Although Feinstein’s partisan report denied it, there is bipartisan support for the proposition that enhanced interrogation of other terrorists produced information that helped lead us to Osama bin Laden. That’s the view of Leon Panetta. Michael Mukasey makes the case here. For what it’s worth, John Brennan also says enhanced interrogation was effective in the fight against terrorism, including the tracking down on bin Laden.
Kiriakou trots out the old argument that our enhanced interrogation techniques “swelled the ranks” of terrorist organizations. Indeed, he writes, they were “among the greatest recruitment tools that al Qaeda, the Islamic State and other bad actors ever had, according to legal experts.” (Emphasis added) Kiriakou doesn’t explain why he relies on “legal experts” in considering a factual question having nothing to do with the law.

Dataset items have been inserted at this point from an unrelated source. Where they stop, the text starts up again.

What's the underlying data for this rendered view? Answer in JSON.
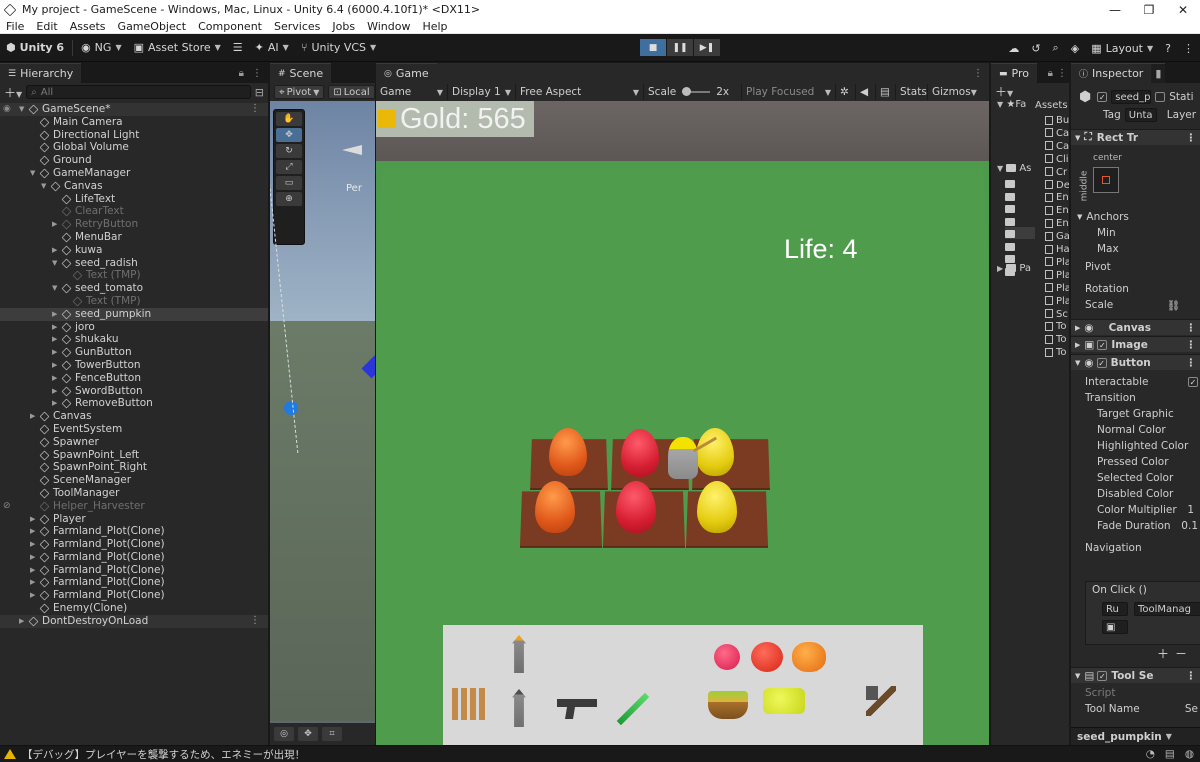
{
  "window": {
    "title": "My project - GameScene - Windows, Mac, Linux - Unity 6.4 (6000.4.10f1)* <DX11>",
    "minimize": "—",
    "maximize": "❐",
    "close": "✕"
  },
  "menu": [
    "File",
    "Edit",
    "Assets",
    "GameObject",
    "Component",
    "Services",
    "Jobs",
    "Window",
    "Help"
  ],
  "toolbar": {
    "unity_label": "Unity 6",
    "account": "NG",
    "asset_store": "Asset Store",
    "ai": "AI",
    "vcs": "Unity VCS",
    "layout": "Layout"
  },
  "hierarchy": {
    "tab": "Hierarchy",
    "search_placeholder": "All",
    "rows": [
      {
        "label": "GameScene*",
        "indent": 0,
        "arrow": "down",
        "scene": true
      },
      {
        "label": "Main Camera",
        "indent": 1
      },
      {
        "label": "Directional Light",
        "indent": 1
      },
      {
        "label": "Global Volume",
        "indent": 1
      },
      {
        "label": "Ground",
        "indent": 1
      },
      {
        "label": "GameManager",
        "indent": 1,
        "arrow": "down"
      },
      {
        "label": "Canvas",
        "indent": 2,
        "arrow": "down"
      },
      {
        "label": "LifeText",
        "indent": 3
      },
      {
        "label": "ClearText",
        "indent": 3,
        "dim": true
      },
      {
        "label": "RetryButton",
        "indent": 3,
        "arrow": "right",
        "dim": true
      },
      {
        "label": "MenuBar",
        "indent": 3
      },
      {
        "label": "kuwa",
        "indent": 3,
        "arrow": "right"
      },
      {
        "label": "seed_radish",
        "indent": 3,
        "arrow": "down"
      },
      {
        "label": "Text (TMP)",
        "indent": 4,
        "dim": true
      },
      {
        "label": "seed_tomato",
        "indent": 3,
        "arrow": "down"
      },
      {
        "label": "Text (TMP)",
        "indent": 4,
        "dim": true
      },
      {
        "label": "seed_pumpkin",
        "indent": 3,
        "arrow": "right",
        "selected": true
      },
      {
        "label": "joro",
        "indent": 3,
        "arrow": "right"
      },
      {
        "label": "shukaku",
        "indent": 3,
        "arrow": "right"
      },
      {
        "label": "GunButton",
        "indent": 3,
        "arrow": "right"
      },
      {
        "label": "TowerButton",
        "indent": 3,
        "arrow": "right"
      },
      {
        "label": "FenceButton",
        "indent": 3,
        "arrow": "right"
      },
      {
        "label": "SwordButton",
        "indent": 3,
        "arrow": "right"
      },
      {
        "label": "RemoveButton",
        "indent": 3,
        "arrow": "right"
      },
      {
        "label": "Canvas",
        "indent": 1,
        "arrow": "right"
      },
      {
        "label": "EventSystem",
        "indent": 1
      },
      {
        "label": "Spawner",
        "indent": 1
      },
      {
        "label": "SpawnPoint_Left",
        "indent": 1
      },
      {
        "label": "SpawnPoint_Right",
        "indent": 1
      },
      {
        "label": "SceneManager",
        "indent": 1
      },
      {
        "label": "ToolManager",
        "indent": 1
      },
      {
        "label": "Helper_Harvester",
        "indent": 1,
        "dim": true
      },
      {
        "label": "Player",
        "indent": 1,
        "arrow": "right"
      },
      {
        "label": "Farmland_Plot(Clone)",
        "indent": 1,
        "arrow": "right"
      },
      {
        "label": "Farmland_Plot(Clone)",
        "indent": 1,
        "arrow": "right"
      },
      {
        "label": "Farmland_Plot(Clone)",
        "indent": 1,
        "arrow": "right"
      },
      {
        "label": "Farmland_Plot(Clone)",
        "indent": 1,
        "arrow": "right"
      },
      {
        "label": "Farmland_Plot(Clone)",
        "indent": 1,
        "arrow": "right"
      },
      {
        "label": "Farmland_Plot(Clone)",
        "indent": 1,
        "arrow": "right"
      },
      {
        "label": "Enemy(Clone)",
        "indent": 1
      },
      {
        "label": "DontDestroyOnLoad",
        "indent": 0,
        "arrow": "right",
        "scene": true
      }
    ]
  },
  "scene": {
    "tab": "Scene",
    "pivot": "Pivot",
    "local": "Local",
    "persp": "Per"
  },
  "game": {
    "tab": "Game",
    "mode": "Game",
    "display": "Display 1",
    "aspect": "Free Aspect",
    "scale_label": "Scale",
    "scale_value": "2x",
    "play_focused": "Play Focused",
    "stats": "Stats",
    "gizmos": "Gizmos",
    "gold_text": "Gold: 565",
    "life_text": "Life: 4"
  },
  "project": {
    "tab": "Pro",
    "assets_label": "Assets",
    "items": [
      "Bu",
      "Ca",
      "Ca",
      "Cli",
      "Cr",
      "De",
      "En",
      "En",
      "En",
      "Ga",
      "Ha",
      "Pla",
      "Pla",
      "Pla",
      "Pla",
      "Sc",
      "To",
      "To",
      "To"
    ],
    "folders": [
      "Fa",
      "As",
      "Pa"
    ]
  },
  "inspector": {
    "tab": "Inspector",
    "object_name": "seed_pu",
    "static_label": "Stati",
    "tag_label": "Tag",
    "tag_value": "Unta",
    "layer_label": "Layer",
    "rect_transform": "Rect Tr",
    "anchor_center": "center",
    "anchor_middle": "middle",
    "anchors": "Anchors",
    "min": "Min",
    "max": "Max",
    "pivot": "Pivot",
    "rotation": "Rotation",
    "scale": "Scale",
    "canvas": "Canvas",
    "image": "Image",
    "button": "Button",
    "interactable": "Interactable",
    "transition": "Transition",
    "target_graphic": "Target Graphic",
    "normal_color": "Normal Color",
    "highlighted_color": "Highlighted Color",
    "pressed_color": "Pressed Color",
    "selected_color": "Selected Color",
    "disabled_color": "Disabled Color",
    "color_multiplier": "Color Multiplier",
    "color_multiplier_value": "1",
    "fade_duration": "Fade Duration",
    "fade_duration_value": "0.1",
    "navigation": "Navigation",
    "on_click": "On Click ()",
    "runtime": "Ru",
    "tool_manager": "ToolManag",
    "tool_script": "Tool Se",
    "script": "Script",
    "tool_name": "Tool Name",
    "tool_name_value": "Se",
    "footer_object": "seed_pumpkin"
  },
  "status": {
    "message": "【デバッグ】プレイヤーを襲撃するため、エネミーが出現！"
  },
  "colors": {
    "selection": "#3d3d3d",
    "accent": "#3f6f9f",
    "gold_icon": "#f6c100",
    "grass": "#4f9c4c"
  }
}
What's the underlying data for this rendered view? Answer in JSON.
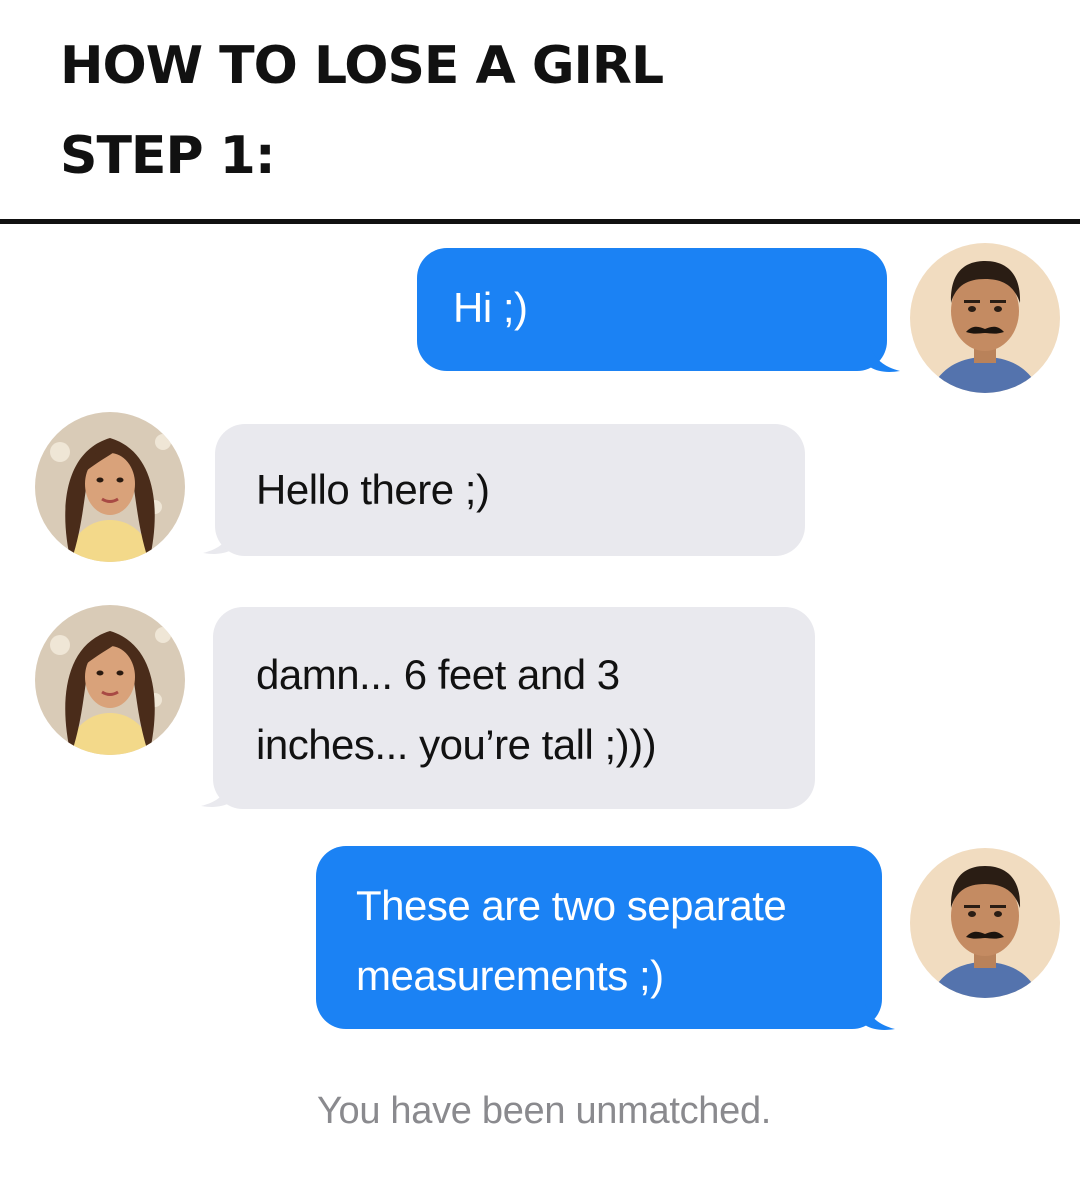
{
  "header": {
    "title_line1": "HOW TO LOSE A GIRL",
    "title_line2": "STEP 1:"
  },
  "messages": [
    {
      "sender": "man",
      "side": "sent",
      "lines": [
        "Hi ;)"
      ]
    },
    {
      "sender": "woman",
      "side": "received",
      "lines": [
        "Hello there ;)"
      ]
    },
    {
      "sender": "woman",
      "side": "received",
      "lines": [
        "damn... 6 feet and 3",
        "inches... you’re tall ;)))"
      ]
    },
    {
      "sender": "man",
      "side": "sent",
      "lines": [
        "These are two separate",
        "measurements ;)"
      ]
    }
  ],
  "status_text": "You have been unmatched.",
  "colors": {
    "sent_bubble": "#1b82f4",
    "received_bubble": "#e9e9ee",
    "status_text": "#8a8a8e"
  },
  "icons": {
    "man_avatar": "man-avatar",
    "woman_avatar": "woman-avatar"
  }
}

Actually, in the opinion of this lawyer, weakness is the greatest recruitment tool for groups like al Qaeda and the Islamic State. Our passivity in response to the rise of al Qaeda swelled that outfit’s ranks pre-9/11, before we waterboarded anyone. Our exit from Iraq under President Obama, along with his subsequent failure for several years to take ISIS seriously, spurred its recruiting successes. How many Westerners are joining ISIS now that it has been routed in Iraq and Syria?
In any case, it’s telling that Kiriakou relies on a flawed, partisan Senate report as to the issue of the efficacy of enhanced interrogation and on the opinion of “legal experts” as to the issue of terrorist recruitment. It tells us it’s time to reopen “the torture debate.”